On April 12, 2007, I wrote this in a post on The Hill’s Pundits Blog:

“I predict Al Gore will be the nominee for president for the Democratic Party. This is after a vicious summer, where Hillary and Barack savagely beat each other up with their campaign fortunes. The Clinton team is plenty tough, but don’t underestimate the Daley clan, who are strongly backing the junior senator from Illinois. This fight will get ugly, and it will devastate both candidates.

“For personal reasons, John Edwards drops out of the race or he would likely be the beneficiary of the Hillary-Obama war. Hollywood, who once loved Hillary, has turned on her. And because they are so desperate to have one of their own (a filmmaker, I mean) in the White House, they will turn on Obama as well, begging him to take the No. 2 spot. Al Gore, Oscar winner, champion of the environment, Southern Democrat, will allow himself to be drafted, after a summer of saying no.”

Imagine how surprised I was when I saw Joe Klein’s column in Time magazine today:

“Which brings us back to Al Gore. Pish-tosh, you say, and you’re probably right. But let’s play a little. Let’s say the elders of the Democratic Party decide, when the primaries end, that neither Obama nor Clinton is viable. Let’s also assume — and this may be a real stretch — that such elders are strong and smart enough to act. All they’d have to do would be to convince a significant fraction of their superdelegate friends, maybe fewer than 100, to announce that they were taking a pass on the first ballot at the Denver convention, which would deny the 2,025 votes necessary to Obama or Clinton. What if they then approached Gore and asked him to be the nominee, for the good of the party — and suggested that he take Obama as his running mate?
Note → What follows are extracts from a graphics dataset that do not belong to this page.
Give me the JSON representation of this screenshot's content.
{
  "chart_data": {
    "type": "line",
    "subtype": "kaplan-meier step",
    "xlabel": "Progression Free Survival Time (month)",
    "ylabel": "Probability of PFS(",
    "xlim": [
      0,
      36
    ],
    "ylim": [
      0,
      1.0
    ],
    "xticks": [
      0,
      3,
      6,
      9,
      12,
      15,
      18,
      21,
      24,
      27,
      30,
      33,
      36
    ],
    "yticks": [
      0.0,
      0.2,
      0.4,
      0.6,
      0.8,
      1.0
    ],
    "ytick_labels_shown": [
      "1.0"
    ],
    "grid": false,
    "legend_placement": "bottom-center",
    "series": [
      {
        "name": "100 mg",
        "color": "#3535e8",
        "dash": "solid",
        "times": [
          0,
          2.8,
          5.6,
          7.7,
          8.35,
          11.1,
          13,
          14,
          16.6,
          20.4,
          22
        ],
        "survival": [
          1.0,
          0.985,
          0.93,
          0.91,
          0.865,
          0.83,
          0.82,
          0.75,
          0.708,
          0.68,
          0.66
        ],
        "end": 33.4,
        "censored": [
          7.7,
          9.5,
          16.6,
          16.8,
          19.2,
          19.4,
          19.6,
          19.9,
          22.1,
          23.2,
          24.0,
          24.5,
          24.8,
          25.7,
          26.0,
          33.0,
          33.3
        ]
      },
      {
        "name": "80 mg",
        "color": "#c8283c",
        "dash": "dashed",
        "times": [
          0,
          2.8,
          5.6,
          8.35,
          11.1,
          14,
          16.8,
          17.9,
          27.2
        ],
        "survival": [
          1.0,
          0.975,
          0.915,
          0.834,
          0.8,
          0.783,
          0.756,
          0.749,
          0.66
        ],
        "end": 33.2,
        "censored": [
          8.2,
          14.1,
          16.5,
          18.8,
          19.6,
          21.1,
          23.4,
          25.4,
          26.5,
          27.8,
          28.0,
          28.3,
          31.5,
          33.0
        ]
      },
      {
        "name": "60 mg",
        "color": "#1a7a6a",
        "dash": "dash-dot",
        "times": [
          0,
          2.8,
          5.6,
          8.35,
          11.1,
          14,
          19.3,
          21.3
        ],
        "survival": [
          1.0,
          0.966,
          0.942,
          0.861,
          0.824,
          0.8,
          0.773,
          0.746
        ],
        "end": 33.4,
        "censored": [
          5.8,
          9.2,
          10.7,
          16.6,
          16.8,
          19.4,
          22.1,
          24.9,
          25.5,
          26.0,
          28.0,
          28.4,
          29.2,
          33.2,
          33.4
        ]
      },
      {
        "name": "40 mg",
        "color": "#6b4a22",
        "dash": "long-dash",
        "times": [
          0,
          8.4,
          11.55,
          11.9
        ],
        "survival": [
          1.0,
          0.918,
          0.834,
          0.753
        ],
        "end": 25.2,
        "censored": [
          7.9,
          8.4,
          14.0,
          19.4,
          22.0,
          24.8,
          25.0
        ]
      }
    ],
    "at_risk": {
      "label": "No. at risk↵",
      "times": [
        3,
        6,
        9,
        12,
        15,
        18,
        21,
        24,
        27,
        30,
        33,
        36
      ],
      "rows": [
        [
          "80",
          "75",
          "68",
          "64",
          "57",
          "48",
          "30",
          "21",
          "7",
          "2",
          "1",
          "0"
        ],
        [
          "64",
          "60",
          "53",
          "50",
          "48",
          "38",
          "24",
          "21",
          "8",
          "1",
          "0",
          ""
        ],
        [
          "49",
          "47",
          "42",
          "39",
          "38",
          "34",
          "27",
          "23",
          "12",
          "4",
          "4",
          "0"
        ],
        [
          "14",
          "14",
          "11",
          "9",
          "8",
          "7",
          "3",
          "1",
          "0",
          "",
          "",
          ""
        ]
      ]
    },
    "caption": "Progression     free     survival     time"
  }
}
Of course, Obama would have to be a party to the deal and bring his 1,900 or so delegates along. I played out that scenario with about a dozen prominent Democrats recently, from various sectors of the party, including both Obama and Clinton partisans. Most said it was extremely unlikely … and a pretty interesting idea. A prominent fund raiser told me, ‘Gore-Obama is the ticket a lot of people wanted in the first place.’ A congressional Democrat told me, ‘This could be our way out of a mess.’ Others suggested Gore was painfully aware of his limitations as a candidate. ‘I don’t know that he’d be interested, even if you handed it to him,’ said a Gore friend. Chances are, no one will hand it to him. The Democratic Party would have to be monumentally desperate come June. And yet … is this scenario any more preposterous than the one that gave John McCain the Republican nomination? Yes, it’s silly season. But this has been an exceptionally ‘silly’ year.”

Why Al Gore, you say? Because despite the media’s love affair with the two Democratic front-runners, both Hillary Clinton and Barack Obama have great weaknesses that will be exploited in a general election fight.

This is not my wish. I think Gore will be harder to beat than either Clinton or Obama. But I did predict it a year ago.